Hmm, this was a daily conundrum, really the most vexatious issue of my younger life (before the lacy dawn of the Kays catalogue lingerie section). Go large and include a max-factor item – a Curly Whirly (back then the size of a ladder) or a Caramac (no one to this day knows what they are made of, but it was rumoured to grow in Scotland) would set you back an ungodly 7p, a Wham bar about 5p, forcing you into major Mojo territory (two for a penny) to bulk up. Alternatively the spread. Jazzies a deffo, as were the white mice, and bonbons (both colours). Anything made of foam was generally good (bananas and shrimp). Cola bottles (fizzy!) galore (better than cubes, unless they're pineapple). Random liquorice allsorts especially the bobbly aniseed one that probably tastes of old people, which children either love or hate. Flying saucers were a bit disappointing, a proper sugar fix was in the sherbet fountain, the liquorice straw would generally gum up quickly, forcing you to basically snort it like a junior cokehead (that was how Daniella Westbrook got started, sherbet).
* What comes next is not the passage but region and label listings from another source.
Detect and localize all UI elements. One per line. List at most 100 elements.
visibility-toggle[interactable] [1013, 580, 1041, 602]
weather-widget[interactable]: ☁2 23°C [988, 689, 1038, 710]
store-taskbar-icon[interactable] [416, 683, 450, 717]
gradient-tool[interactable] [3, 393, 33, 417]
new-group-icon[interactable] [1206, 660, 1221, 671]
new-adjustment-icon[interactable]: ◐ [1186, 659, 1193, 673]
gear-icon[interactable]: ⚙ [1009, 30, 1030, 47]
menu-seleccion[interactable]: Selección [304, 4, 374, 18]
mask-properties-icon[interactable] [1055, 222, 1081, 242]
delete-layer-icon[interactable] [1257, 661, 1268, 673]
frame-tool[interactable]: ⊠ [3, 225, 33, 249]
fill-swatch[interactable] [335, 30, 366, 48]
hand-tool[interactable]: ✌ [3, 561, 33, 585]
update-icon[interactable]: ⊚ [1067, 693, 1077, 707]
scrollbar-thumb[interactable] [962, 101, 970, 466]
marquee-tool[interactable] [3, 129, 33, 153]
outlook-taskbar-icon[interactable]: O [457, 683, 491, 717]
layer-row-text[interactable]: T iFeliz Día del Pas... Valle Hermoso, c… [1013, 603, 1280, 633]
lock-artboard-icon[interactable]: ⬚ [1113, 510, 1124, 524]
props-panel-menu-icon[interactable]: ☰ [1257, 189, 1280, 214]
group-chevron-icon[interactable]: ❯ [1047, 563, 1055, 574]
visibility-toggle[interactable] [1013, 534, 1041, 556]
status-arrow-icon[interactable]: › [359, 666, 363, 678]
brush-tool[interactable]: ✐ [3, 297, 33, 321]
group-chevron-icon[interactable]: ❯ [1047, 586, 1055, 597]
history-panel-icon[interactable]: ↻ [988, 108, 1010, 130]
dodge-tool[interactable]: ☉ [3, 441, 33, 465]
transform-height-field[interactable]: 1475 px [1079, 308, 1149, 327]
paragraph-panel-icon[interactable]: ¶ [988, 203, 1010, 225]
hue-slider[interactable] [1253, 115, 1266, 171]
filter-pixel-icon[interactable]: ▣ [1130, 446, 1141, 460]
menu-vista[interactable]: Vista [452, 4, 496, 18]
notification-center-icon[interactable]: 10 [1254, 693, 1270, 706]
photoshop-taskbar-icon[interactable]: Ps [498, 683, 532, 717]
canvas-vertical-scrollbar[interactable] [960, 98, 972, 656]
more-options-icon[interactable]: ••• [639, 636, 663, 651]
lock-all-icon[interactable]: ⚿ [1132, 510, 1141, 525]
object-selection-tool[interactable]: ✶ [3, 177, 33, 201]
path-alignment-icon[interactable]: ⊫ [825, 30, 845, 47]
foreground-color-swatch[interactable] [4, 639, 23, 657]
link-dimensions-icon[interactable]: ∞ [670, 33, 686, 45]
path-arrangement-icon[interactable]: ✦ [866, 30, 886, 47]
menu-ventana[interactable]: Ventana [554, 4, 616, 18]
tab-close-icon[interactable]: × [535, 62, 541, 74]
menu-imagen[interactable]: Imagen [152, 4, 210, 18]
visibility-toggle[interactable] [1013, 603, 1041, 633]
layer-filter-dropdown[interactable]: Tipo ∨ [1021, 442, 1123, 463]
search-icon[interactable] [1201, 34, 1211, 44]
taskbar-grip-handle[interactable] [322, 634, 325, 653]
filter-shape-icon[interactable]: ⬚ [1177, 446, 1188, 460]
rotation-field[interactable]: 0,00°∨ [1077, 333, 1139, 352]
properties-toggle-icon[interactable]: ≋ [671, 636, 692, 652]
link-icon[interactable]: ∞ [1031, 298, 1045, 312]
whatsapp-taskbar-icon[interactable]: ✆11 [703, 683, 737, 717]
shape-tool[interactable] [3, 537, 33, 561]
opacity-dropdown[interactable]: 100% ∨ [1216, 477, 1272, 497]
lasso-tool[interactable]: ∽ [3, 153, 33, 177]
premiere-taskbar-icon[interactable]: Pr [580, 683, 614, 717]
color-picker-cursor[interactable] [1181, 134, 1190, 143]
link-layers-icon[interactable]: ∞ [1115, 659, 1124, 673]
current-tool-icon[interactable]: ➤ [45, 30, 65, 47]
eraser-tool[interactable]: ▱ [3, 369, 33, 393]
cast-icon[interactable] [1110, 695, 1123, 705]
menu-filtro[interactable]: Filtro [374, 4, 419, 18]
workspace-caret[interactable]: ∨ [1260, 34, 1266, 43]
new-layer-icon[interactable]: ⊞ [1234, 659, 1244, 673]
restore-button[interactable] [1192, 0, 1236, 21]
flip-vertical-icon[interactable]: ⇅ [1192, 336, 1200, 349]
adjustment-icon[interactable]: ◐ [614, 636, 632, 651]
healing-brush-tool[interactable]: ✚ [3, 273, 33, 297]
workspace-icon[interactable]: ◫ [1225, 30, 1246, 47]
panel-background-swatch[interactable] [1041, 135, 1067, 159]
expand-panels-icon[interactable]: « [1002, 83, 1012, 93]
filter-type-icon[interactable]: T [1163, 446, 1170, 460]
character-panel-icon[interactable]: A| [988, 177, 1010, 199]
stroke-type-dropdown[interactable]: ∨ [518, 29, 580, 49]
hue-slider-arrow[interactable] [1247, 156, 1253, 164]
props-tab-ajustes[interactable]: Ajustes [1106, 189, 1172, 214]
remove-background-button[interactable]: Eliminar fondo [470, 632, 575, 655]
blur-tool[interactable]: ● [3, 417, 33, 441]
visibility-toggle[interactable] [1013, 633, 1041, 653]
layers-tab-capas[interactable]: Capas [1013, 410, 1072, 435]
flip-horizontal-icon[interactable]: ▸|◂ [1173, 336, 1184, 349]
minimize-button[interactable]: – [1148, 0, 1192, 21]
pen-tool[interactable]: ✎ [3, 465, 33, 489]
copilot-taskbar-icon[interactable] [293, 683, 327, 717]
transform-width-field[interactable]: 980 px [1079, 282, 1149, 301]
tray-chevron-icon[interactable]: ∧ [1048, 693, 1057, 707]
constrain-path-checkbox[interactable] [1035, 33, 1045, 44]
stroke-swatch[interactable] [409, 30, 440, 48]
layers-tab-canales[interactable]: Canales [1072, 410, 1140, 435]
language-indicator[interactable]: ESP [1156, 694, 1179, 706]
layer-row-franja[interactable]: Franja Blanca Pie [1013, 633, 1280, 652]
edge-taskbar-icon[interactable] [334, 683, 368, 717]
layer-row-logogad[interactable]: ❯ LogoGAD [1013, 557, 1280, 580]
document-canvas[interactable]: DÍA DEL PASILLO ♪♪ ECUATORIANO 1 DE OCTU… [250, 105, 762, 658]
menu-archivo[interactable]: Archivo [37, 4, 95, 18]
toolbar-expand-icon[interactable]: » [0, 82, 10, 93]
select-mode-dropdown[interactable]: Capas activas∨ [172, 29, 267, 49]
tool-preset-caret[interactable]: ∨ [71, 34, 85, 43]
Drumsticks were mostly essential (to this day, some of my fillings are actually a drumstick amalgam). Fried eggs were a bit disappointing. Fizzy peaches, which doubled up as one of your five a day (health hadn't actually been invented back then, sugar could get you through to the evening meal*). Nobody touched Fingers of Fudge, it was fact that you'd grow up to be 'kiddie fiddler' if you ate them.
It was important to remember to leave room for the Fruit Salad (see, well ahead on the climb towards five-a-day before it had even been invented) and Black Jacks, significant parts of any balanced diet.
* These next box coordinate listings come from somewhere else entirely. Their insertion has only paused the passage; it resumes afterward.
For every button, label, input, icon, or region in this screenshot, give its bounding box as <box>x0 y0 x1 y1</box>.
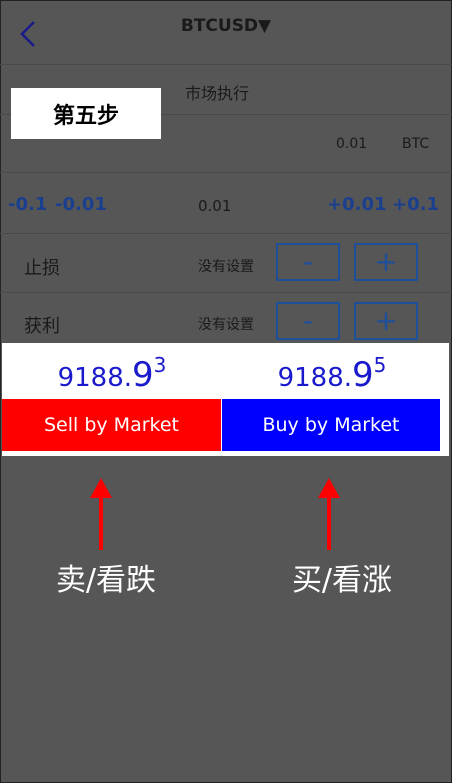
trade-panel: 9188.93 9188.95 Sell by Market Buy by Ma… <box>2 343 449 456</box>
arrow-up-icon <box>318 478 340 550</box>
stop-loss-status: 没有设置 <box>198 259 254 275</box>
header: BTCUSD▼ <box>0 0 452 64</box>
sell-annotation: 卖/看跌 <box>55 563 157 598</box>
take-profit-minus-button[interactable]: - <box>276 302 340 340</box>
take-profit-status: 没有设置 <box>198 317 254 333</box>
take-profit-plus-button[interactable]: + <box>354 302 418 340</box>
increase-0-01-button[interactable]: +0.01 <box>327 194 387 215</box>
volume-unit: BTC <box>402 136 430 152</box>
decrease-0-01-button[interactable]: -0.01 <box>55 194 107 215</box>
divider <box>0 233 452 234</box>
buy-by-market-button[interactable]: Buy by Market <box>222 399 440 451</box>
stop-loss-minus-button[interactable]: - <box>276 243 340 281</box>
symbol-selector[interactable]: BTCUSD▼ <box>0 16 452 36</box>
sell-by-market-button[interactable]: Sell by Market <box>2 399 221 451</box>
execution-type[interactable]: 市场执行 <box>185 80 249 104</box>
volume-value[interactable]: 0.01 <box>336 136 367 152</box>
buy-annotation: 买/看涨 <box>291 563 393 598</box>
buy-price: 9188.95 <box>277 353 387 395</box>
increase-0-1-button[interactable]: +0.1 <box>392 194 439 215</box>
divider <box>0 172 452 173</box>
sell-price: 9188.93 <box>57 353 167 395</box>
step-label: 第五步 <box>11 88 161 139</box>
divider <box>0 64 452 65</box>
divider <box>0 292 452 293</box>
stop-loss-plus-button[interactable]: + <box>354 243 418 281</box>
arrow-up-icon <box>90 478 112 550</box>
decrease-0-1-button[interactable]: -0.1 <box>8 194 47 215</box>
stop-loss-label: 止损 <box>24 258 60 279</box>
volume-current[interactable]: 0.01 <box>198 197 231 215</box>
take-profit-label: 获利 <box>24 316 60 337</box>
We used to steal loads of pick n mix from Woolies as they never figured out that putting it at the front was a temptation too much for passing school children on dares. That and employing a guard who had last seen action in the war. The first one. My friend Robert D. was the king of sugary klepto, the emperor of sweet plenty, he'd rob bags of the stuff. Utterly awesome, well, until we saw him buying it. That said, he nicked the money for it from his mum's purse, so kudos. (As a step-up from catalogue jubbles, his dad had the most impressive library of printed smut, which was curated and loaned on thoroughly reasonable terms and with typical kleptic aplomb by his son). By the by, back when Friends Reunited was a briefly a thing, I checked up what he did now, and he's a financial advisor.
Good god, my childhood was carved out of sugar. On Saturday, me and my thirty cousins (to be pedantic, thirty-three) would buy entire kilos of broken biscuits from the market and then go bounce around like we were trapped in a giant pinball machine. The only stricture our collective parents placed upon us was that whatever we did, it was somewhere else because they had cigarettes to smoke.
*potato fritter and chips, or if you were willing to go more exotic, potato fritter and half-and-half chips and rice with curry sauce, though your mum wouldn't let you back in the house if you smelled of curry. Curry didn't actually exist, only chip shop curry, that was only available in the cheerfully racist 'Chinkie' chip shop which, to the best of my knowledge was run by a bloke called Norman who likely couldn't find China on a map of the Orient.